Entonces el vagón se vació de viajeros. Salieron todos: el mendigo que tocaba el acordeón, el coro de quinceañeras que volvía del colegio de monjas, el oficinista de cara demacrada que leía las páginas deportivas del ABC, las señoras de compras con los brazos cargados de bolsas del Corte Inglés y hasta el heroinómano que dormitaba en un rincón aletargado por el último pinchazo.
Todos salieron. Sólo el hombre y la mujer quedaron frente a frente, o mejor aún, codo contra codo.
Ninguno de los dos se atrevió a moverse, aunque la cartera sintió un temblor en el brazo del hombre y este pudo observar con la mirada gacha cómo las piernas de la mujer se apretaban contra el carrito de la correspondencia aparcado a su diestra.
Fue un momento inolvidable para ambos. No sucedió nada, pero pudo haber sucedido. Hombre y mujer lo supieron en el mismo momento en que un rayo de atracción mutua les atravesó candente y violento.

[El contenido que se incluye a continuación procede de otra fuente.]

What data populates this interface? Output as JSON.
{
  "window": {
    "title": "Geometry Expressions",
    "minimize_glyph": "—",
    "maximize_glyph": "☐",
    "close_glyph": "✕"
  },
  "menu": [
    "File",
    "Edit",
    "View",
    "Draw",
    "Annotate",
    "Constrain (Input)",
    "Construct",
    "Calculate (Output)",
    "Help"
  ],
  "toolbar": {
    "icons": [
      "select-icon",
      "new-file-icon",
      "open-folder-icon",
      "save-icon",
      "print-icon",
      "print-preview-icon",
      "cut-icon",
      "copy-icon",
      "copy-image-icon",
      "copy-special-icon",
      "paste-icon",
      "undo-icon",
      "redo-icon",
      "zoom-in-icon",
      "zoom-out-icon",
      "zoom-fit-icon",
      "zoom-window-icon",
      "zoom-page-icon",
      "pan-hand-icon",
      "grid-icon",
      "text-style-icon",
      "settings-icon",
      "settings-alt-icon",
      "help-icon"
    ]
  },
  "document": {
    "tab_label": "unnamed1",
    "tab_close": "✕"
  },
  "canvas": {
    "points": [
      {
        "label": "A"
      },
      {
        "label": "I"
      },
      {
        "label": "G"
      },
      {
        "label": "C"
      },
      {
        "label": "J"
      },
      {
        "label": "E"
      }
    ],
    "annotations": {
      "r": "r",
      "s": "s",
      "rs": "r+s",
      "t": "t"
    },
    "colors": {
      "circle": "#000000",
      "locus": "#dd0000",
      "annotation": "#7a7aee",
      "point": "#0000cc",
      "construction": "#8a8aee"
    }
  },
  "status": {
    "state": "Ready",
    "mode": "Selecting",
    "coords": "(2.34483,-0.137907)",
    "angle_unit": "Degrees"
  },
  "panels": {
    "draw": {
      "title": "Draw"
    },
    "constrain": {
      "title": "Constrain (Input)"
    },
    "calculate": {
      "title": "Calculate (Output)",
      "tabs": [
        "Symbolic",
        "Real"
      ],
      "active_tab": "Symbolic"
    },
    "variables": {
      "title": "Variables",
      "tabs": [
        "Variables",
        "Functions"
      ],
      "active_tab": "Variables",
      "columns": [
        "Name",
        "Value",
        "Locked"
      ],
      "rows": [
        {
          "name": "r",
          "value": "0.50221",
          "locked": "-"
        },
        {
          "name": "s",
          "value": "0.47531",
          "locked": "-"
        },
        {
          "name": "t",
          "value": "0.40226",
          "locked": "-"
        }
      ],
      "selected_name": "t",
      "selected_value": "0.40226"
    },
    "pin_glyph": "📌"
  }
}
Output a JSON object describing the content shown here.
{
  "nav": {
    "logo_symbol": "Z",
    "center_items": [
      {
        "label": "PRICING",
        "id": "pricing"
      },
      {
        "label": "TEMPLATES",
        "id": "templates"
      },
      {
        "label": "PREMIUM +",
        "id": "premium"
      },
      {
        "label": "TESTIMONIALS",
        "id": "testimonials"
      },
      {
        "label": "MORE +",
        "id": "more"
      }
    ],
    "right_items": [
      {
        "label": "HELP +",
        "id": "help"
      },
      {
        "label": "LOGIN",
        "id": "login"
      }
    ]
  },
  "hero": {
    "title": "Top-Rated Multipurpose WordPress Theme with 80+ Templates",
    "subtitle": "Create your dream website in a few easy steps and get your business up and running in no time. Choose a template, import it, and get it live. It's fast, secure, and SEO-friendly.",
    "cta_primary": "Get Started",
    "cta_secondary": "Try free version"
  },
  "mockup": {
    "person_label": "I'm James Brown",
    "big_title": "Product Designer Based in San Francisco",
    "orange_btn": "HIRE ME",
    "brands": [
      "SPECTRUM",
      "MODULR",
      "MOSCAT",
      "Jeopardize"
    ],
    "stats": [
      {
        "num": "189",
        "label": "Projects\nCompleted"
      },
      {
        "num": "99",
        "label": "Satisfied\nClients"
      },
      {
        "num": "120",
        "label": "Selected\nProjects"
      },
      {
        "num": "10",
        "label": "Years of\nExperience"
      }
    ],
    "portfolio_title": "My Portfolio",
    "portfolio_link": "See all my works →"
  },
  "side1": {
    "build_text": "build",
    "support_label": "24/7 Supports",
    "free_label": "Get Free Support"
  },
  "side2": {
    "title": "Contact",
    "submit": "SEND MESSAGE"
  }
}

Nada había en ellos que les hiciera compatibles, ni su aspecto ni sus vidas, pero allí, en aquel momento único en que confluían la soledad del vagón, la oscuridad del túnel y el monótono repiqueteo de las ruedas sobre las junturas de los raíles, los dos se dieron cuenta de que todo era posible, de que nada les estaba vedado: romper las convenciones, abrir la puerta del fondo y tirar el libro de urbanidad para que el tren rodante lo redujera a pulpa imposible de reciclar, olvidarse del padre misógino y su filosofía de la vida, comprar un helado y comérselo boca a boca entre los dos, tenderse en el suelo del vagón y acariciarse hasta conocer monte a monte y valle a valle sus respectivas geografías. Vivir, en fin, la aventura de su vida.
El metro llegó a la estación de Pueblo Nuevo. Se abrieron las puertas. Entró un titiritero portugués que en su media lengua les pidió una limosna para socorrer a sus cuatro hijos huérfanos de madre y a una suegra anciana con los que vivía debajo de un puente. Todos los sueños se rompieron de golpe contra el cartel de antes de entrar dejen salir. El hombre retiró el codo para hurgar en el bolsillo y socorrer al mendigo transterrado. La mujer se sumergió en la fórmula que la ayudaría a escribir una carta al director de una multinacional discográfica para solicitarle un puesto de secretaria en la empresa. No se miraron más.